Frequentist uncertainty vs. Bayesian uncertainty analysis#
Mark Bakker, TU Delft & Raoul Collenteur, Hydroconsult, February, 2025 (last updated May 2026)
In this notebook, the fit and uncertainty are compared for Pastas models solved with least squares (frequentist uncertainty) and with MCMC (Bayesian uncertainty). Besides Pastas the following Python Packages have to be installed to run this notebook:
import corner
import emcee
import matplotlib.pyplot as plt
import numpy as np
import pandas as pd
import pastas as ps
ps.set_log_level("ERROR")
ps.show_versions()
1. A ‘regular’ Pastas Model#
The first step is to create a Pastas Model with a linear RechargeModel and a Gamma response function to simulate the effect of precipitation and evaporation on the heads. The AR1 noise model is used.
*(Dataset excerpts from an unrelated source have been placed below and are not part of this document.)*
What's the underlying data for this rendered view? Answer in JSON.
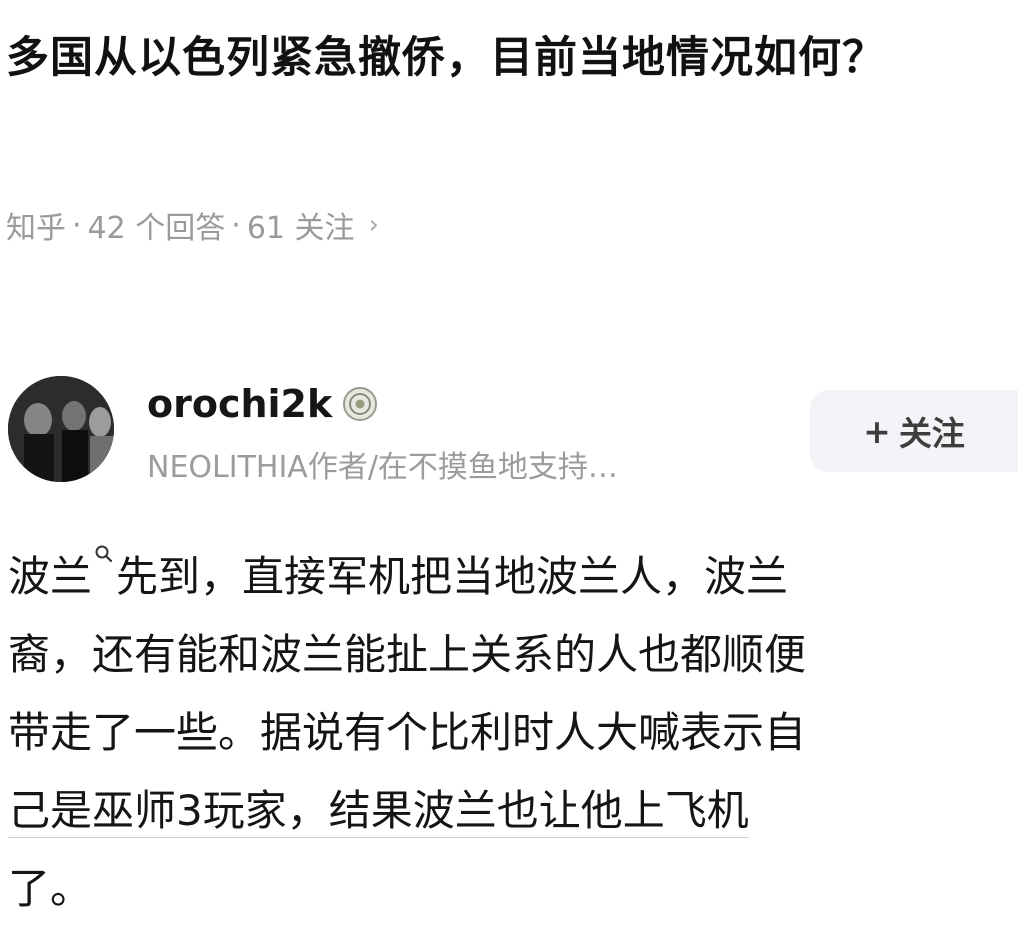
{
  "question": {
    "title": "多国从以色列紧急撤侨，目前当地情况如何？",
    "source": "知乎",
    "answers": "42 个回答",
    "followers": "61 关注"
  },
  "author": {
    "name": "orochi2k",
    "bio": "NEOLITHIA作者/在不摸鱼地支持…",
    "follow_label": "关注",
    "follow_plus": "+",
    "badge_icon": "verified-badge-icon"
  },
  "answer": {
    "line1_a": "波兰",
    "line1_b": "先到，直接军机把当地波兰人，波兰",
    "line2": "裔，还有能和波兰能扯上关系的人也都顺便",
    "line3": "带走了一些。据说有个比利时人大喊表示自",
    "line4": "己是巫师3玩家，结果波兰也让他上飞机",
    "line5": "了。"
  },
  "colors": {
    "text_primary": "#111111",
    "text_secondary": "#9a9a9a",
    "button_bg": "#f2f4f7"
  }
}
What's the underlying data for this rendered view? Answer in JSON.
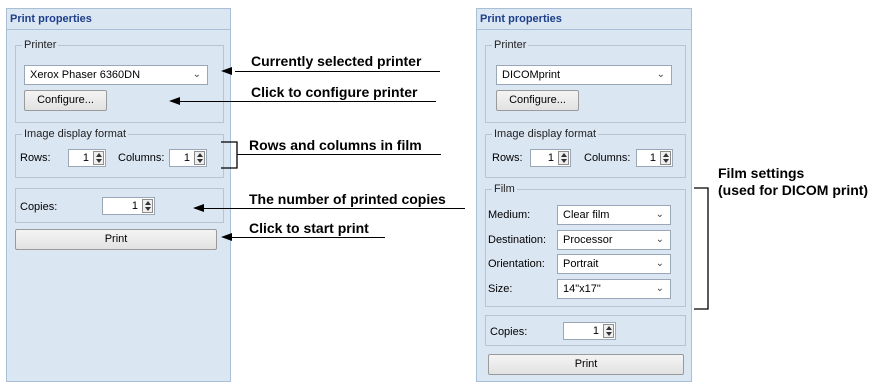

We first estimate the model parameters using the standard least-squares approach.
head = pd.read_csv(
"data/B32C0639001.csv", parse_dates=["date"], index_col="date"
).squeeze()
head = head["1990":] # use data from 1990 on for this example
evap = pd.read_csv("data/evap_260.csv", index_col=0, parse_dates=[0]).squeeze()
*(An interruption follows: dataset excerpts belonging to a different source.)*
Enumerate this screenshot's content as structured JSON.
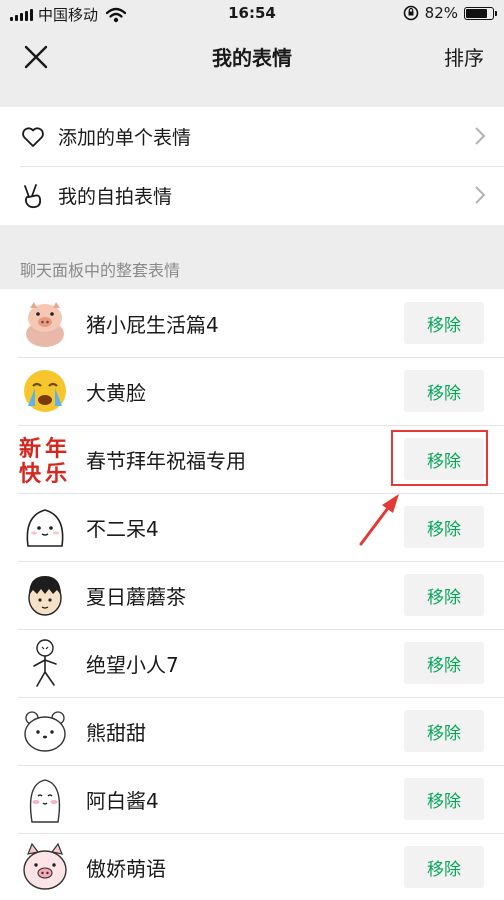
{
  "status_bar": {
    "carrier": "中国移动",
    "time": "16:54",
    "battery": "82%",
    "battery_level": 0.82
  },
  "nav": {
    "close_icon": "close-icon",
    "title": "我的表情",
    "sort_label": "排序"
  },
  "menu": [
    {
      "label": "添加的单个表情",
      "icon": "heart-icon"
    },
    {
      "label": "我的自拍表情",
      "icon": "victory-hand-icon"
    }
  ],
  "section_label": "聊天面板中的整套表情",
  "packs": [
    {
      "name": "猪小屁生活篇4",
      "button": "移除",
      "icon": "pig-sticker-icon"
    },
    {
      "name": "大黄脸",
      "button": "移除",
      "icon": "crying-face-icon"
    },
    {
      "name": "春节拜年祝福专用",
      "button": "移除",
      "icon": "new-year-text-icon",
      "thumb_text": [
        "新",
        "年",
        "快",
        "乐"
      ]
    },
    {
      "name": "不二呆4",
      "button": "移除",
      "icon": "white-blob-icon"
    },
    {
      "name": "夏日蘑蘑茶",
      "button": "移除",
      "icon": "bowl-cut-boy-icon"
    },
    {
      "name": "绝望小人7",
      "button": "移除",
      "icon": "stick-figure-icon"
    },
    {
      "name": "熊甜甜",
      "button": "移除",
      "icon": "white-bear-icon"
    },
    {
      "name": "阿白酱4",
      "button": "移除",
      "icon": "white-character-icon"
    },
    {
      "name": "傲娇萌语",
      "button": "移除",
      "icon": "pink-pig-icon"
    }
  ],
  "colors": {
    "accent": "#07a65a",
    "highlight": "#e53935",
    "background": "#ededed"
  }
}
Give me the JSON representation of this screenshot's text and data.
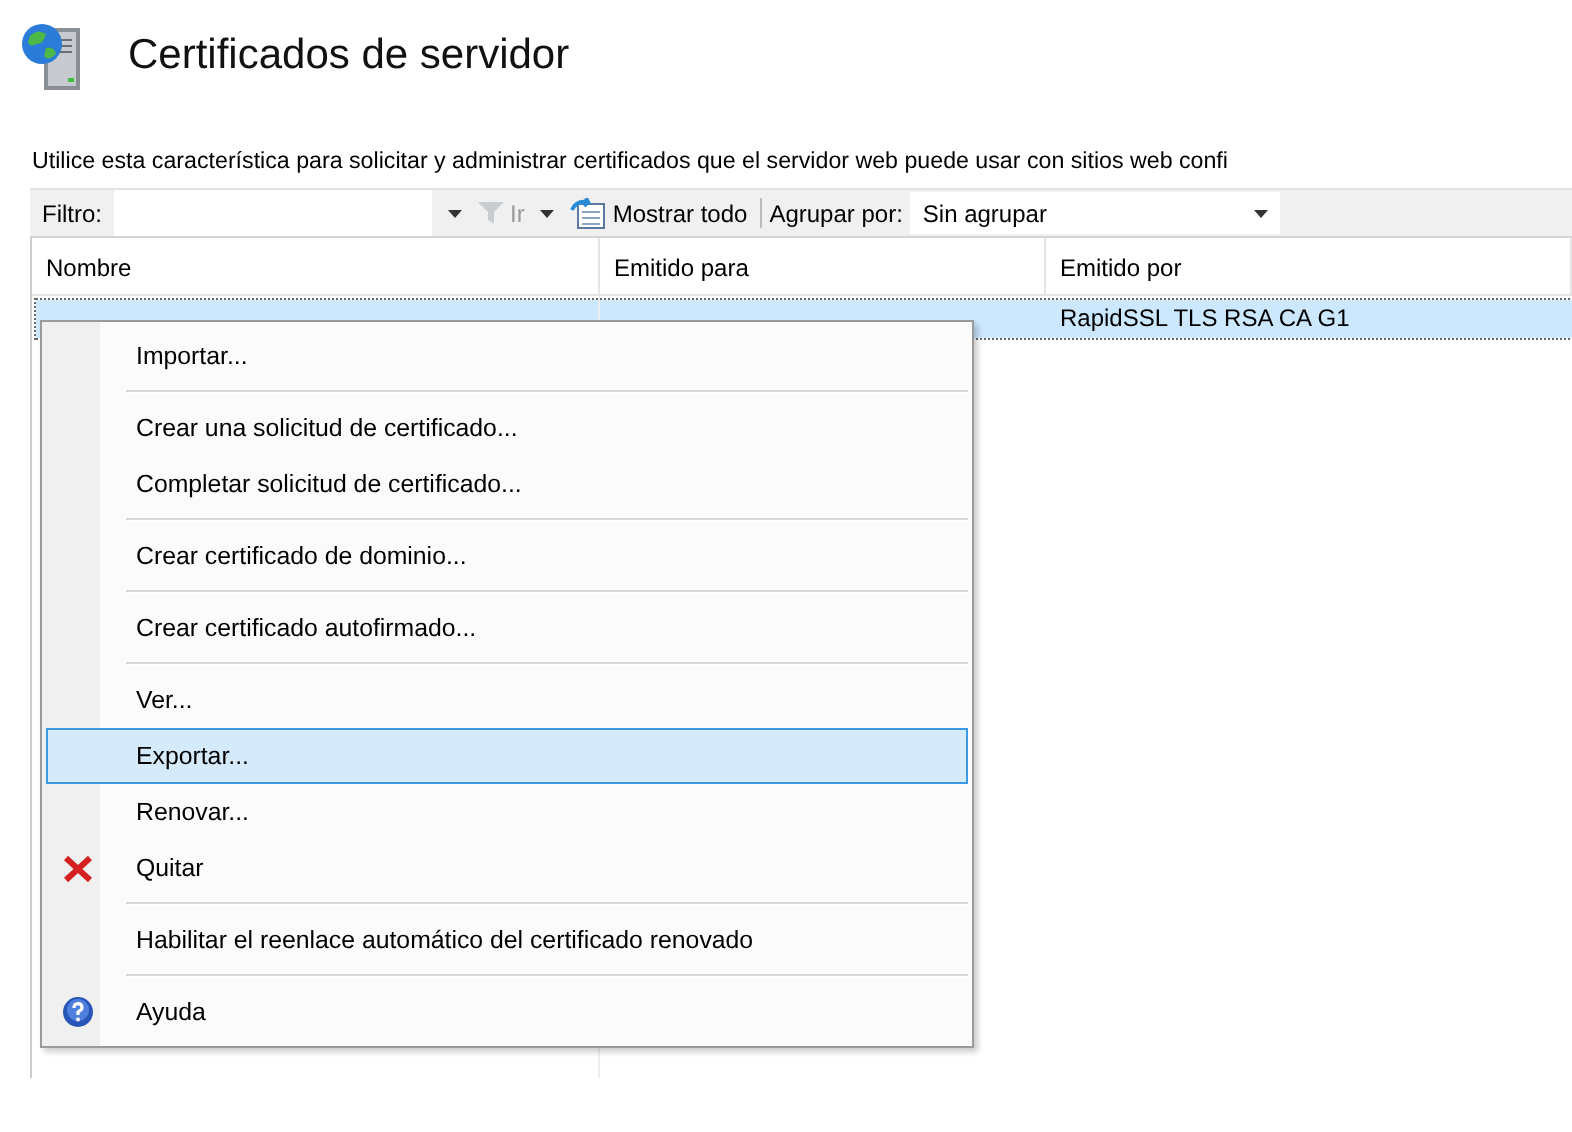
{
  "header": {
    "title": "Certificados de servidor",
    "description": "Utilice esta característica para solicitar y administrar certificados que el servidor web puede usar con sitios web confi"
  },
  "toolbar": {
    "filter_label": "Filtro:",
    "go_button": {
      "label": "Ir",
      "disabled": true
    },
    "show_all_button": {
      "label": "Mostrar todo",
      "disabled": false
    },
    "group_label": "Agrupar por:",
    "group_value": "Sin agrupar"
  },
  "table": {
    "columns": [
      "Nombre",
      "Emitido para",
      "Emitido por"
    ],
    "rows": [
      {
        "selected": true,
        "issued_by": "RapidSSL TLS RSA CA G1"
      }
    ]
  },
  "context_menu": {
    "groups": [
      [
        {
          "label": "Importar...",
          "kind": "plain",
          "selected": false
        }
      ],
      [
        {
          "label": "Crear una solicitud de certificado...",
          "kind": "plain",
          "selected": false
        },
        {
          "label": "Completar solicitud de certificado...",
          "kind": "plain",
          "selected": false
        }
      ],
      [
        {
          "label": "Crear certificado de dominio...",
          "kind": "plain",
          "selected": false
        }
      ],
      [
        {
          "label": "Crear certificado autofirmado...",
          "kind": "plain",
          "selected": false
        }
      ],
      [
        {
          "label": "Ver...",
          "kind": "plain",
          "selected": false
        },
        {
          "label": "Exportar...",
          "kind": "plain",
          "selected": true
        },
        {
          "label": "Renovar...",
          "kind": "plain",
          "selected": false
        },
        {
          "label": "Quitar",
          "kind": "remove",
          "selected": false
        }
      ],
      [
        {
          "label": "Habilitar el reenlace automático del certificado renovado",
          "kind": "plain",
          "selected": false
        }
      ],
      [
        {
          "label": "Ayuda",
          "kind": "help",
          "selected": false
        }
      ]
    ]
  }
}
rain = pd.read_csv("data/rain_260.csv", index_col=0, parse_dates=[0]).squeeze()
ml1 = ps.Model(head)
ml1.add_noisemodel(ps.ArNoiseModel())
rm = ps.RechargeModel(
rain, evap, recharge=ps.rch.Linear(), rfunc=ps.Gamma(), name="rch"
)
ml1.add_stressmodel(rm)
ml1.solve()
ax = ml1.plots.results(figsize=(8, 4))
The diagnostics show that the noise meets the statistical requirements for uncertainty analysis reasonably well.
ml1.plots.diagnostics();
ml1.parameters
The estimated least squares parameters and standard errors are stored for later reference
ls_params = ml1.parameters[["optimal", "stderr"]].copy()
ls_params.rename(columns={"optimal": "ls_opt", "stderr": "ls_sig"}, inplace=True)
ls_params
# Compute prediction interval Pastas
pi = ml1.solver.prediction_interval(n=1000)
ax = ml1.plot(figsize=(10, 3))
ax.fill_between(pi.index, pi.iloc[:, 0], pi.iloc[:, 1], color="lightgray")
ax.legend(["Observations", "Simulation", "95% Prediction interval"], ncol=3, loc=2)
pi_pasta = np.mean(pi[0.975] - pi[0.025])
print(f"Mean prediction interval width: {pi_pasta:.3f} m")
print(f"Prediction interval coverage probability: {ps.stats.picp(head, pi): .3f}")
2. Use the EmceeSolver#
We will now use MCMC to estimate the model parameters and their uncertainties. The EmceeSolve solver wraps the Emcee package, which implements different versions of MCMC. A good understanding of Emcee helps when using this solver, so it comes recommended to check out their documentation as well.
We start by making a pastas model with a linear recharge model and a Gamma response function. No noise model is added, as this is taken care of in the likelihood function. The model is solved using the regular solve (least squares) to have a good estimate of the starting values of the parameters.
ml2 = ps.Model(head)
rm = ps.RechargeModel(
rain, evap, recharge=ps.rch.Linear(), rfunc=ps.Gamma(), name="rch"
)
ml2.add_stressmodel(rm)
ml2.parameters
To set up the EmceeSolve solver, a number of decisions need to be made:
Select a (log) likelihood function
Select the priors of the parameters
Select the number of steps and thinning
2a. Create the solver instance#
The next step is to create an instance of the EmceeSolve solver class. At this stage all the settings need to be provided on how the Ensemble Sampler is created (https://emcee.readthedocs.io/en/stable/user/sampler/). Important settings are the nwalkers, the moves, the objfunction. More advanced options are to parallelize the MCMC algorithm (parallel=True), and to set a backend to store the results. Here’s an example:
# Choose the objective function
ln_prob = ps.likelihood.GaussianLikelihoodAr1()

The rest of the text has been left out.